你将在爵士音乐的语料库上训练你的算法。运行下面的cell收听训练集中的音频片段：

In [None]:
IPython.display.Audio('./data/30s_seq.mp3')

已经对音乐数据进行了预处理，呈现出的是’value'，你可以将每个'value'看作一个音符，包括音调和持续时间。

For example, if you press down a specific piano key for 0.5 seconds, then you have just played a note. In music theory, a "value" is actually more complicated than this--specifically, it also captures the information needed to play multiple notes at the same time.  (playng multiple notes at the same time generates what's called a "chord"). 

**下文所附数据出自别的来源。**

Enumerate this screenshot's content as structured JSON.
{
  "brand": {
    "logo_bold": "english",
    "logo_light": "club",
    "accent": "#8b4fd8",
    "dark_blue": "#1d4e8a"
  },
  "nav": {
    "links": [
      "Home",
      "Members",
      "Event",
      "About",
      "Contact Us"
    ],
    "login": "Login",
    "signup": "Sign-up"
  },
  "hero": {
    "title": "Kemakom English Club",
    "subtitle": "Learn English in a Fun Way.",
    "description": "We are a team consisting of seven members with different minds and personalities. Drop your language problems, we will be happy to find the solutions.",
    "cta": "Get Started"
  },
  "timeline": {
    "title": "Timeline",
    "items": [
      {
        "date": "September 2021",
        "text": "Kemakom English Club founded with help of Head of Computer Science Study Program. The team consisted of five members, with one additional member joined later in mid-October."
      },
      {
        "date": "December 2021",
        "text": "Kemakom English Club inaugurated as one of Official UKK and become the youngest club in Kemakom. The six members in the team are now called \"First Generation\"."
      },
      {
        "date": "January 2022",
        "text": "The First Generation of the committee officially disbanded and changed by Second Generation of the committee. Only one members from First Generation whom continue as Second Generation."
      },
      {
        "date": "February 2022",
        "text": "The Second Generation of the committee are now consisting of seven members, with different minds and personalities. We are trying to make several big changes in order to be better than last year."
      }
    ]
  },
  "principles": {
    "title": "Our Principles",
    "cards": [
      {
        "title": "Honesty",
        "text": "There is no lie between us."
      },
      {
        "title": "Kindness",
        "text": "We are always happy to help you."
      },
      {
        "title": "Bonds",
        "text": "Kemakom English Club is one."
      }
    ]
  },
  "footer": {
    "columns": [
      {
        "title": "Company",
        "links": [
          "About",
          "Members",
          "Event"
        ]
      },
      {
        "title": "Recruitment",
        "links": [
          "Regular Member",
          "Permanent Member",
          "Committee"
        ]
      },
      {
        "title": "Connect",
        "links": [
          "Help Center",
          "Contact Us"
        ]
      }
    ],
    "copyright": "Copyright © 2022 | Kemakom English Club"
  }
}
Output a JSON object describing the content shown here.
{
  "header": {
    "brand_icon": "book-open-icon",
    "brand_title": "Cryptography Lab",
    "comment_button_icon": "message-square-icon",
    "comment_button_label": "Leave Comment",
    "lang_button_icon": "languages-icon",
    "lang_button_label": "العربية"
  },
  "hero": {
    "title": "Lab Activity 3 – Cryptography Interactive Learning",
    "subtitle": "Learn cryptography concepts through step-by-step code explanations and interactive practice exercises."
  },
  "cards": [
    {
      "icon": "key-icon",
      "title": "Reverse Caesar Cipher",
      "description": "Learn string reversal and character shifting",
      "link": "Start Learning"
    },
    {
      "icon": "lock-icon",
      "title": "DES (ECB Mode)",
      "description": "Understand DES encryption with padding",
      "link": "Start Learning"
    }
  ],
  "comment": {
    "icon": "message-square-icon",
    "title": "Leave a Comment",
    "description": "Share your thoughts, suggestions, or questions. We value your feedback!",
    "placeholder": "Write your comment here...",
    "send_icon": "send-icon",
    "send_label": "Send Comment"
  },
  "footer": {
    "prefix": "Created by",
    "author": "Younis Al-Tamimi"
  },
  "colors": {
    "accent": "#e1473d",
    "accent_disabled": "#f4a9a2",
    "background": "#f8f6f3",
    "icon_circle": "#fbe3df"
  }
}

我们不必担心音乐理论的细节。对于value，只需要知道我们将获得一个值的数据集，并学习一个RNN模型来生成值的序列。

音乐生成系统将使用78种value。运行以下代码加载原始音乐数据并将其预处理为value。(可能需要几分钟)

In [None]:
X, Y, n_values, indices_values = load_music_utils()
print('shape of X:', X.shape)
print('number of training examples:', X.shape[0])
print('Tx (length of sequence):', X.shape[1])
print('total # of unique values:', n_values)
print('Shape of Y:', Y.shape)

You have just loaded the following:

- `X`: This is an (m, $T_x$, 78) dimensional array. We have m training examples, each of which is a snippet of $T_x =30$ musical values. At each time step, the input is one of 78 different possible values, represented as a one-hot vector. Thus for example, X[i,t,:] is a one-hot vector representating the value of the i-th example at time t. 

- `Y`: This is essentially the same as `X`, but shifted one step to the left. We're interested in the network using the previous values to predict the next value, so our sequence model will try to predict $y^{\langle t \rangle}$ given $x^{\langle 1\rangle}, \ldots, x^{\langle t \rangle}$.
Y中的数据被重新排序为维度（𝑇𝑦，𝑚，78），其中𝑇𝑦=𝑇𝑥。这种格式使以后馈送到LSTM更加方便。

- `n_values`: The number of unique values in this dataset. This should be 78. 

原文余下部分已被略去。